The company’s CEO Rory Byrne said in its recent earnings conference call that each of these categories has expanded at a faster rate than average over the past two years.
“This industry growth is driven by the megatrend of health and wellness, as well as the clear sustainability credentials provided by fresh produce,” Byrne told investors and analysts.
The company released its results this week, showing a significant increase in revenue and adjusted EBITDA for the 2021 fiscal year. This year was particularly important following Total Produce’s completion of the remaining 55 percent share of Dole Food Company in 2021, to create Dole plc.

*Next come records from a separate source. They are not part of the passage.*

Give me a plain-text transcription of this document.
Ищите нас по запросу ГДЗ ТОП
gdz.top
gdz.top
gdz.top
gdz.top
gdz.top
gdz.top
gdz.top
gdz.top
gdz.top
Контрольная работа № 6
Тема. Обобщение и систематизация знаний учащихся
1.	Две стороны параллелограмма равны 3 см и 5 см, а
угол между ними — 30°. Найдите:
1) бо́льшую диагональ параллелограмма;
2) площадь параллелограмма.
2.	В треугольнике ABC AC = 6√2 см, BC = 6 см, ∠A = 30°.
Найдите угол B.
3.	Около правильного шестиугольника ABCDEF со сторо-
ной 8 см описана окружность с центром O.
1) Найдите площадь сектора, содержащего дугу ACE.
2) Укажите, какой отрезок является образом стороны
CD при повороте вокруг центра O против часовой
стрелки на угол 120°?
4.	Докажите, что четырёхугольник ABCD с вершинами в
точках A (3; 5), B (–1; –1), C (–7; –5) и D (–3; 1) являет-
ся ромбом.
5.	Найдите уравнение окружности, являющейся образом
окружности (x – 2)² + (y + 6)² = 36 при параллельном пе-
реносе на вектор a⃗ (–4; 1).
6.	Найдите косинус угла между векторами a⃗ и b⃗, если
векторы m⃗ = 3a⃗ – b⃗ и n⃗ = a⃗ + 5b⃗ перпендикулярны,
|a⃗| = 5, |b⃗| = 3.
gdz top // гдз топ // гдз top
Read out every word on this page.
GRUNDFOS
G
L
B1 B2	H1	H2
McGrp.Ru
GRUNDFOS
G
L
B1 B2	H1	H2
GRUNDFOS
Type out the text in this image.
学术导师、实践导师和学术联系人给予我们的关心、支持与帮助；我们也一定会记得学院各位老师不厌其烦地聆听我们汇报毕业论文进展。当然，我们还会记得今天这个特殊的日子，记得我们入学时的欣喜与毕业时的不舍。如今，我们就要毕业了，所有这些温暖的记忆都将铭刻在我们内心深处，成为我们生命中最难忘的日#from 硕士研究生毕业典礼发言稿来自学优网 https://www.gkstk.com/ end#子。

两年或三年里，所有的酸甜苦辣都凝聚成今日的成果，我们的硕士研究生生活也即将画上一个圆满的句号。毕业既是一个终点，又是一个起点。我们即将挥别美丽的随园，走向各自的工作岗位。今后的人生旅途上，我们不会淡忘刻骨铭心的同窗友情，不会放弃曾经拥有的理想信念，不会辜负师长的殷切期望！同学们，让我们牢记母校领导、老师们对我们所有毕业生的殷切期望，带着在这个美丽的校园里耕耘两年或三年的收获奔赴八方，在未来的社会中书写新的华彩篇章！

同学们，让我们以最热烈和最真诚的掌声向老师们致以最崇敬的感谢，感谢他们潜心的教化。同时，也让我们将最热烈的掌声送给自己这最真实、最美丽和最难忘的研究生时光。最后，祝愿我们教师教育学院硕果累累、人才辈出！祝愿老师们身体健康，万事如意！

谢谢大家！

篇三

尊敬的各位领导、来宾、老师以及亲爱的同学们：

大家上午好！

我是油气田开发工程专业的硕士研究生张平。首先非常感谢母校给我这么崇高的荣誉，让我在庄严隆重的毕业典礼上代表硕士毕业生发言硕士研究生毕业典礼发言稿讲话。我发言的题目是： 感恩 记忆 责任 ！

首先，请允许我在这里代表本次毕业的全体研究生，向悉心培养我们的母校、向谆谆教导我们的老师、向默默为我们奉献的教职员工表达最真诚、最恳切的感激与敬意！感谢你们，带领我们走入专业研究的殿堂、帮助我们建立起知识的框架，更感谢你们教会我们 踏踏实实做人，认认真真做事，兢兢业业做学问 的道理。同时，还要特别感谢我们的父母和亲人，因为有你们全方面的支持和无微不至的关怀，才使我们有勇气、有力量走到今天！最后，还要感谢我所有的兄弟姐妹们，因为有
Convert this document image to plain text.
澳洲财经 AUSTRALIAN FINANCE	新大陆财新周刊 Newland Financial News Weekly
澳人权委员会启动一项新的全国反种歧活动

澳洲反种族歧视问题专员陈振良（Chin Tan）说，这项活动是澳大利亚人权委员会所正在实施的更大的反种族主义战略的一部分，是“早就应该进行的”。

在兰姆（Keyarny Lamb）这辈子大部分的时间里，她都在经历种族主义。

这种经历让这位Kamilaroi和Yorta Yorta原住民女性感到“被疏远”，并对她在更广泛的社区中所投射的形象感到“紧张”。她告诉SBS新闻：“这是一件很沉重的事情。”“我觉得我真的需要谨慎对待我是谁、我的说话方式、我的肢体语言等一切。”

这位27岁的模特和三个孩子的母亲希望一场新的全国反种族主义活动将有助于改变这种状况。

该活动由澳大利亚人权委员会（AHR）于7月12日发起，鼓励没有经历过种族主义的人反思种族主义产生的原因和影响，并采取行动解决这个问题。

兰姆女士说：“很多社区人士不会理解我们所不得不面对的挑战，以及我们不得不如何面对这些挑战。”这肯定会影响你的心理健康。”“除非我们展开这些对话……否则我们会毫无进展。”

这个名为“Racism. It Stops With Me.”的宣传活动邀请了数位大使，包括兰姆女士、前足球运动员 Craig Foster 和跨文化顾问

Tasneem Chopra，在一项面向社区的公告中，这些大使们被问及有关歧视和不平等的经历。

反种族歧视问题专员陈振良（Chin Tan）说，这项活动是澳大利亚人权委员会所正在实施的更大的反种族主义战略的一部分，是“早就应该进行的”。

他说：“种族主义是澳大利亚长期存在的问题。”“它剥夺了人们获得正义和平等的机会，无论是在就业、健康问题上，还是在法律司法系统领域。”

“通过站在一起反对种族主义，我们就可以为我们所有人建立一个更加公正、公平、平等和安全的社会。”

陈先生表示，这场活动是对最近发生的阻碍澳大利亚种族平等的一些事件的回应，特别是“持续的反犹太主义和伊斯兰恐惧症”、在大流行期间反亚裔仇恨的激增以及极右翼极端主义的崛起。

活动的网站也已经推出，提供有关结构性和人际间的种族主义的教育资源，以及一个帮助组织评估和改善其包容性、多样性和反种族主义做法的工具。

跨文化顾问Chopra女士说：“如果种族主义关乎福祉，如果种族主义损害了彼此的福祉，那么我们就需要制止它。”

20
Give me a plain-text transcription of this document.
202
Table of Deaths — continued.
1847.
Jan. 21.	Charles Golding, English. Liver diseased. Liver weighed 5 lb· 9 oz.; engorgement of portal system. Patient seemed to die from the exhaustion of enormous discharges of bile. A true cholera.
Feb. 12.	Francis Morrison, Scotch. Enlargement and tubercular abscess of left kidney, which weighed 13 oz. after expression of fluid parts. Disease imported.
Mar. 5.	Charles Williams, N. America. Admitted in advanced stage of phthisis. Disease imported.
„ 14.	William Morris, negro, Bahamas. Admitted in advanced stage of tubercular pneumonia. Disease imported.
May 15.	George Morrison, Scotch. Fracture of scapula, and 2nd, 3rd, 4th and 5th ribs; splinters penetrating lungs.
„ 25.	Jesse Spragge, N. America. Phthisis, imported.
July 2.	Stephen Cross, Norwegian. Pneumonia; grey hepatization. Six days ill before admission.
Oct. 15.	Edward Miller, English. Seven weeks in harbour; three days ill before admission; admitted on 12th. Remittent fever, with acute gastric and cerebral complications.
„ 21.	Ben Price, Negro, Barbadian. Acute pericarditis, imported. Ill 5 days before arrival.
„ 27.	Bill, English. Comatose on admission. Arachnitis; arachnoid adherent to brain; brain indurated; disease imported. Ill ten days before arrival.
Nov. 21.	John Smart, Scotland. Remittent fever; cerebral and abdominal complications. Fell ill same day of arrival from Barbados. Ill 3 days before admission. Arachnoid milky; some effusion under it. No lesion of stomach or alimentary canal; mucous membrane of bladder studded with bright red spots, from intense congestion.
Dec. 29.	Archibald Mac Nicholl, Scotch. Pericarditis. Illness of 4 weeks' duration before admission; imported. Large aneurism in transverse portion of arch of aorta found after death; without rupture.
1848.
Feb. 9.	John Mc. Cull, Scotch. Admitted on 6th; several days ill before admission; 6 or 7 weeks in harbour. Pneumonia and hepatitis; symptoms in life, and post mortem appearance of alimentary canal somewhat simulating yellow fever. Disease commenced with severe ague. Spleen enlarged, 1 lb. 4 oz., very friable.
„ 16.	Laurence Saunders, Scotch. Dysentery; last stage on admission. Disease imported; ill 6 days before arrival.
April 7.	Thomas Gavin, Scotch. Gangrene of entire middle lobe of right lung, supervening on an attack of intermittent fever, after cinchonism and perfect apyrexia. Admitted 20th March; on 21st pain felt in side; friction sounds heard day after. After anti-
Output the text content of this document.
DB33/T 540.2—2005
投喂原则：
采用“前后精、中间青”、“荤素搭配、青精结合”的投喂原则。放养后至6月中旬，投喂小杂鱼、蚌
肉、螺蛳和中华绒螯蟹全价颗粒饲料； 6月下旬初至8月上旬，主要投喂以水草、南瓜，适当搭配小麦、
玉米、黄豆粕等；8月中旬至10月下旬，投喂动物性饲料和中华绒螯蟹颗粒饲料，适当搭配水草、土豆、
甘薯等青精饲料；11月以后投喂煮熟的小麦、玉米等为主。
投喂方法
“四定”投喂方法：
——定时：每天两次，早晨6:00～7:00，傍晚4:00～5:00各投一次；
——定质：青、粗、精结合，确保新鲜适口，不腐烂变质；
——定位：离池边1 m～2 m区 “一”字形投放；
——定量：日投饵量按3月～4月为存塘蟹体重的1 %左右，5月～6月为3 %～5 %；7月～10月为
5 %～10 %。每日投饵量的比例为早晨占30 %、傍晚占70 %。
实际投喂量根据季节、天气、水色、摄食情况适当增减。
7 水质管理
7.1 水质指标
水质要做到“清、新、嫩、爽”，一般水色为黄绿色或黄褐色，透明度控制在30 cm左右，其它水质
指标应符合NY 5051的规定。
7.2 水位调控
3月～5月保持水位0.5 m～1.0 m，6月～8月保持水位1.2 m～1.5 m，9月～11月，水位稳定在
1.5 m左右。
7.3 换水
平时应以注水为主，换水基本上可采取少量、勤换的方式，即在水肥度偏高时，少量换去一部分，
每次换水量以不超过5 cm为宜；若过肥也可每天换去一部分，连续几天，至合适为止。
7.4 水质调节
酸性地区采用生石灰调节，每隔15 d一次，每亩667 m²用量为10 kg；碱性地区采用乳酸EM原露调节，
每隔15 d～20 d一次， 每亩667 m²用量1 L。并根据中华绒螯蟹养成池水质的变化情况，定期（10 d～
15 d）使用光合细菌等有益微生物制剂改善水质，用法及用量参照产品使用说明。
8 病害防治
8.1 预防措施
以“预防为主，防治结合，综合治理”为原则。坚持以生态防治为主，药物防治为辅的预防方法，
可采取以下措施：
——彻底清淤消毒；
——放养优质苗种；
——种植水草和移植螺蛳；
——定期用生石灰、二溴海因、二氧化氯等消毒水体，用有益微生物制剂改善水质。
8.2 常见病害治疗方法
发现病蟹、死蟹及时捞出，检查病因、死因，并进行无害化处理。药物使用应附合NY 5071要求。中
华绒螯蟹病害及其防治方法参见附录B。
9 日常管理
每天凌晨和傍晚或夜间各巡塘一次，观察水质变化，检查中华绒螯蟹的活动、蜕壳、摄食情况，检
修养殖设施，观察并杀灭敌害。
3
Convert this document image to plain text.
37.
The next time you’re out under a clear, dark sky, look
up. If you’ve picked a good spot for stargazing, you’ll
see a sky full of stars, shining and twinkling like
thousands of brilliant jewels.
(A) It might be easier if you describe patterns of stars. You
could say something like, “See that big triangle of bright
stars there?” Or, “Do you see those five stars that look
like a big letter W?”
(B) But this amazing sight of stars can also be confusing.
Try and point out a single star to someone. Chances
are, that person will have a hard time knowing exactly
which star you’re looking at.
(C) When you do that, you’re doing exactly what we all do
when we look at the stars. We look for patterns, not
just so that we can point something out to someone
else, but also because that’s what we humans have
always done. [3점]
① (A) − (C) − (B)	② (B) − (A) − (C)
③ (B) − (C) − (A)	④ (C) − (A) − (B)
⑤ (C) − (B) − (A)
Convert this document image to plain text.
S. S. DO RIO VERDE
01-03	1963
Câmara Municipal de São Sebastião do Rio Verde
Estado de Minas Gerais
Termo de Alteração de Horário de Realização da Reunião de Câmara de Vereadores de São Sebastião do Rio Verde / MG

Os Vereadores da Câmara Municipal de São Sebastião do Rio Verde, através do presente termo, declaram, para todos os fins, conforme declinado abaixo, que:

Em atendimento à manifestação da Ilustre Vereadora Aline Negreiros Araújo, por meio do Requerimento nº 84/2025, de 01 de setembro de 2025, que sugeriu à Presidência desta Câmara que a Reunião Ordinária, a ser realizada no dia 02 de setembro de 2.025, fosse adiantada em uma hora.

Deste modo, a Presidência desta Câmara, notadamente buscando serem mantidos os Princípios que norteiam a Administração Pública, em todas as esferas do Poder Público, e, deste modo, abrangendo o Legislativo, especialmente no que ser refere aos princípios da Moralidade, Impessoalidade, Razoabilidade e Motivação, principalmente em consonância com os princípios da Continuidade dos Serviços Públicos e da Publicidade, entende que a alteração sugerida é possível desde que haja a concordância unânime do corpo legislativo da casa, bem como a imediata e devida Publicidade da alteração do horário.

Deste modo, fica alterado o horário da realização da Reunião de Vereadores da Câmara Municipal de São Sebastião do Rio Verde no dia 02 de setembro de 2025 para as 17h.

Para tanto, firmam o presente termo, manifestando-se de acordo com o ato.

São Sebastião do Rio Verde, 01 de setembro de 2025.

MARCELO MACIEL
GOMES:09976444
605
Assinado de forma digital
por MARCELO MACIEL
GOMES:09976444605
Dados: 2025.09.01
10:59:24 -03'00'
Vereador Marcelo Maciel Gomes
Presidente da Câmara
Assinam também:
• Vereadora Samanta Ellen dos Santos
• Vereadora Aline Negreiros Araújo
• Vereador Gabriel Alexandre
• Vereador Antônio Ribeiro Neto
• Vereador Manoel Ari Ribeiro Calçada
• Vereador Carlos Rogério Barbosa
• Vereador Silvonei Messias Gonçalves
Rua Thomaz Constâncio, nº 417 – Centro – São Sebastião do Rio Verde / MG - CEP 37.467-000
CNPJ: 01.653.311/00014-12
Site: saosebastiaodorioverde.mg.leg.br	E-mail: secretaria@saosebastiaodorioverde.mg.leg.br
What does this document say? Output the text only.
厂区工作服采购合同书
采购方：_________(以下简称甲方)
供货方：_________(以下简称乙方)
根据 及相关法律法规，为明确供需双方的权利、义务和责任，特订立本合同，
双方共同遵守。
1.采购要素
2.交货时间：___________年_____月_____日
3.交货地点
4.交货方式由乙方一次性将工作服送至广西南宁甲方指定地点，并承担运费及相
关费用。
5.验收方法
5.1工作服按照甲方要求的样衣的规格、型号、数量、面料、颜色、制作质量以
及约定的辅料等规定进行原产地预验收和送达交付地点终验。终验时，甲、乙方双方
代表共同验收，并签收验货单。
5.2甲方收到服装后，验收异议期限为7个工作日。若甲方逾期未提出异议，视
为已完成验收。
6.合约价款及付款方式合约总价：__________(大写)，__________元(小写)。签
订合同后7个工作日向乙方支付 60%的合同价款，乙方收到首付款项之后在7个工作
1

Byrne said that this merger has led to synergies between previously independently operating groups, including “some notable recent developments in the important berry and other avocado categories”.
Past positioning the produce giant in new categories, company leadership wants to bring the brand to new customers, particularly in new markets across Europe. To do so, Dole plc will “continue to actively seek out synergistic and value-enhancing M&A opportunities”.
When asked about market disruptions due to the Russian invasion of Ukraine, Byrne said it is still too early to tell what impact the war will have on its business.
For bananas, one of Dole’s mainstays, he acknowledged that unshipped supplies to Russia in Ecuador could create a supply imbalance. He said it amounts to one third of Ecuador’s banana export crop. But as much of that fruit does not have the right certifications or shipping capacities to reach other destinations
He also added that this is more of an issue for sales on the open market, and that Dole’s sales tend to be under contract for this category.
“Remember, we have almost 80% of all the volumes going into Europe on fixed-price contracts when it comes to bananas,” Byrne added.